CAPE TOWN (ANA) – British Airways, yang dioperasikan oleh Comair di Afrika Selatan, pada Jumat mengumumkan pembukaan kembali pemesanan penerbangan antara Johannesburg dan Victoria Falls untuk perjalanan mulai 13 Mei.

“Kami dengan senang hati membuka kembali pemesanan untuk layanan kami ke Air Terjun Victoria sebagai bagian dari pengembalian bertahap ke jadwal normal kami.

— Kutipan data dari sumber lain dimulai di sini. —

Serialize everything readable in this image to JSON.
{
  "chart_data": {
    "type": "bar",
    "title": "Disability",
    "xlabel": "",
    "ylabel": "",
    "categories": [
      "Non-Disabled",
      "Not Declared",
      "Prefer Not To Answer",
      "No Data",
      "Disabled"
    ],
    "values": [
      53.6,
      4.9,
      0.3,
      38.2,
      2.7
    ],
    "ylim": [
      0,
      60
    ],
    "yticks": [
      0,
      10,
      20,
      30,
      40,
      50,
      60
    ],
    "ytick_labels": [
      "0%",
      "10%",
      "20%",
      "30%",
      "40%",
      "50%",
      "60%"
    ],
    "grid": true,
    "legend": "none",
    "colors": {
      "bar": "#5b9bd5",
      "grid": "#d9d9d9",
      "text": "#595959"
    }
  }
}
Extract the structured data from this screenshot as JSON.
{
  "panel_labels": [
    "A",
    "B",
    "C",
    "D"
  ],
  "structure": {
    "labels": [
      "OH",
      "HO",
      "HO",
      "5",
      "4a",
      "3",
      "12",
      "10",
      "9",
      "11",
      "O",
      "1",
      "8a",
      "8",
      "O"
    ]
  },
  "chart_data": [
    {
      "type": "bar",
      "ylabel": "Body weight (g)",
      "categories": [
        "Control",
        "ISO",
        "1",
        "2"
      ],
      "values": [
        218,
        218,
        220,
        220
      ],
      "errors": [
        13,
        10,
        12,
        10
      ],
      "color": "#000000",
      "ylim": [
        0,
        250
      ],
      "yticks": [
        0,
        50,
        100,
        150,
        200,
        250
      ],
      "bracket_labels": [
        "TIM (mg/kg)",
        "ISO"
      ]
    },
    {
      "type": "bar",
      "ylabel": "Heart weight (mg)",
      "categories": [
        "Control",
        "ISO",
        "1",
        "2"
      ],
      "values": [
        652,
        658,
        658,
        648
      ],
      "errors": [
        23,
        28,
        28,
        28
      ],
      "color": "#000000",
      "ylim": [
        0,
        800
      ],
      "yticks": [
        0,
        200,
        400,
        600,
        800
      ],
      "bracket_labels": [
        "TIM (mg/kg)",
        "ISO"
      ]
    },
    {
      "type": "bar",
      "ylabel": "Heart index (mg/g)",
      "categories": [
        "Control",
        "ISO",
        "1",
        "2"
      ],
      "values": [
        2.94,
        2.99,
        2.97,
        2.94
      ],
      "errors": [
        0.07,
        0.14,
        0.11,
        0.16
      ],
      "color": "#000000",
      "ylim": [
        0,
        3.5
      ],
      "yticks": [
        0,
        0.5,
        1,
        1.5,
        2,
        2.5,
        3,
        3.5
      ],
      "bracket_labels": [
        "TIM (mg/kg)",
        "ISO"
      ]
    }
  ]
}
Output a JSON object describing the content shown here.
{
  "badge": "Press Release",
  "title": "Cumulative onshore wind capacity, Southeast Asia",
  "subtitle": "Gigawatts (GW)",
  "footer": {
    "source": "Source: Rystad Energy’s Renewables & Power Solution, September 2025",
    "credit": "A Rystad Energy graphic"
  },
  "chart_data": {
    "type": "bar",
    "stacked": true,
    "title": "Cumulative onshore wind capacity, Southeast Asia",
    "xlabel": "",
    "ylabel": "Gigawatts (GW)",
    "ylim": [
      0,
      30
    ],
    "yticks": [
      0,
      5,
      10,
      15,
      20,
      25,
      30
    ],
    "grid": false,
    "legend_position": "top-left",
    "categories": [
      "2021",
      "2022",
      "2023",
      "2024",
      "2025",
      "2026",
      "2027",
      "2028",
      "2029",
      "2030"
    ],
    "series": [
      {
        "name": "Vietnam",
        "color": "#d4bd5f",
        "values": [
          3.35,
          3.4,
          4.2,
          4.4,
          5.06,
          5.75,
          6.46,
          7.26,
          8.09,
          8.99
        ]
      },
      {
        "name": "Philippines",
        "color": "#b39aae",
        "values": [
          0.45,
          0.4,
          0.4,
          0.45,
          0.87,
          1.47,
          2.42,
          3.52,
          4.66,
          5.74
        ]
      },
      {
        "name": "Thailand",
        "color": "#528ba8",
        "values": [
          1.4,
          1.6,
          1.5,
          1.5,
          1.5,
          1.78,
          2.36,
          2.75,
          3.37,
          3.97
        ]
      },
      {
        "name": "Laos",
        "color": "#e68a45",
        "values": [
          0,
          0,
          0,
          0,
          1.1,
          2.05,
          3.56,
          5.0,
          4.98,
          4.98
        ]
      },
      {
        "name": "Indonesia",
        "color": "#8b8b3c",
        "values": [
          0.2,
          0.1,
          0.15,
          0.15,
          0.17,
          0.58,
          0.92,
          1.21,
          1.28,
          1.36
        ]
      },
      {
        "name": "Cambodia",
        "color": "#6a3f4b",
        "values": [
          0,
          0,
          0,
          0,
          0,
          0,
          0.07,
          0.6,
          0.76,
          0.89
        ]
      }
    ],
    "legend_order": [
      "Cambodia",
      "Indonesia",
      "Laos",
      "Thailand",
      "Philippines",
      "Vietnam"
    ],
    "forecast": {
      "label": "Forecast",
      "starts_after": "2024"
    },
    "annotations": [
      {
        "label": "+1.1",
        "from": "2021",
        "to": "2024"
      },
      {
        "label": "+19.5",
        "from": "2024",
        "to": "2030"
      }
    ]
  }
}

Pembukaan kembali rute ini juga tepat pada waktunya bagi pelanggan untuk menikmati Air Terjun Victoria selama puncak musim turisnya ketika seluruh panjang Air Terjun Victoria adalah dinding gemuruh air yang jatuh dari Mei hingga Agustus, “eksekutif pendapatan di British Airways Desmond O’Connor mengatakan dalam sebuah pernyataan.

Pemesanan untuk rute regional dibuka mulai hari ini (Jumat). Sebagai bagian dari peningkatan maskapai, maskapai itu akan mengoperasikan dua penerbangan antara Johannesburg dan Air Terjun Victoria selama Mei, yang akan dilakukan pada Kamis dan Minggu, kata maskapai itu.

Selanjutnya, mulai 1 Juni, pelanggan dapat berharap untuk mendapatkan penerbangan harian ke dan dari tujuan wisata populer tersebut.

“Kami mengantisipasi bahwa pembukaan kembali rute ini akan memberikan lebih banyak pilihan kepada pelanggan kami dengan pembatasan tujuan liburan saat ini dan akan diterima dengan baik oleh pelancong perusahaan dan rekreasi untuk istirahat di luar Afrika Selatan,” kata O’Connor .

“Kami juga akan segera memperkenalkan kembali paket liburan melalui divisi operasi tur kami yang diisi dengan aktivitas petualangan tanpa batas, beberapa di antaranya termasuk berenang di Kolam Setan yang terkenal, arung jeram, kayak, bungee jumping, zip lining, ditambah pengalaman safari yang luar biasa di taman nasional terdekat, serta kapal pesiar saat matahari terbenam di bentangan atas Sungai Zambezi. ”

Mayoritas maskapai penerbangan Afrika kembali beroperasi Agustus lalu, telah dilarang selama berbulan-bulan karena pandemi Covid-19, yang membuat industri penerbangan mengalami kerugian finansial kolektif sekitar US $ 370 miliar, menurut Perserikatan Bangsa-Bangsa.

Sebuah laporan bulan Januari oleh badan transportasi udara PBB mengatakan telah terjadi penurunan “dramatis” dalam perjalanan udara internasional sekitar 60% selama tahun lalu karena pandemi, ke tingkat yang terakhir terlihat pada tahun 2003.

Ketika negara-negara Afrika mulai membuka kembali perbatasan dan ruang udara tahun lalu, Organisasi Kesehatan Dunia (WHO) mengatakan sangat penting bagi pemerintah untuk mengambil tindakan efektif untuk mengurangi risiko lonjakan infeksi karena dimulainya kembali penerbangan komersial dan operasi bandara.

Dikatakan banyak pemerintah Afrika telah bertindak cepat, menerapkan pembatasan dan pembatasan perjalanan pada hari-hari awal pandemi.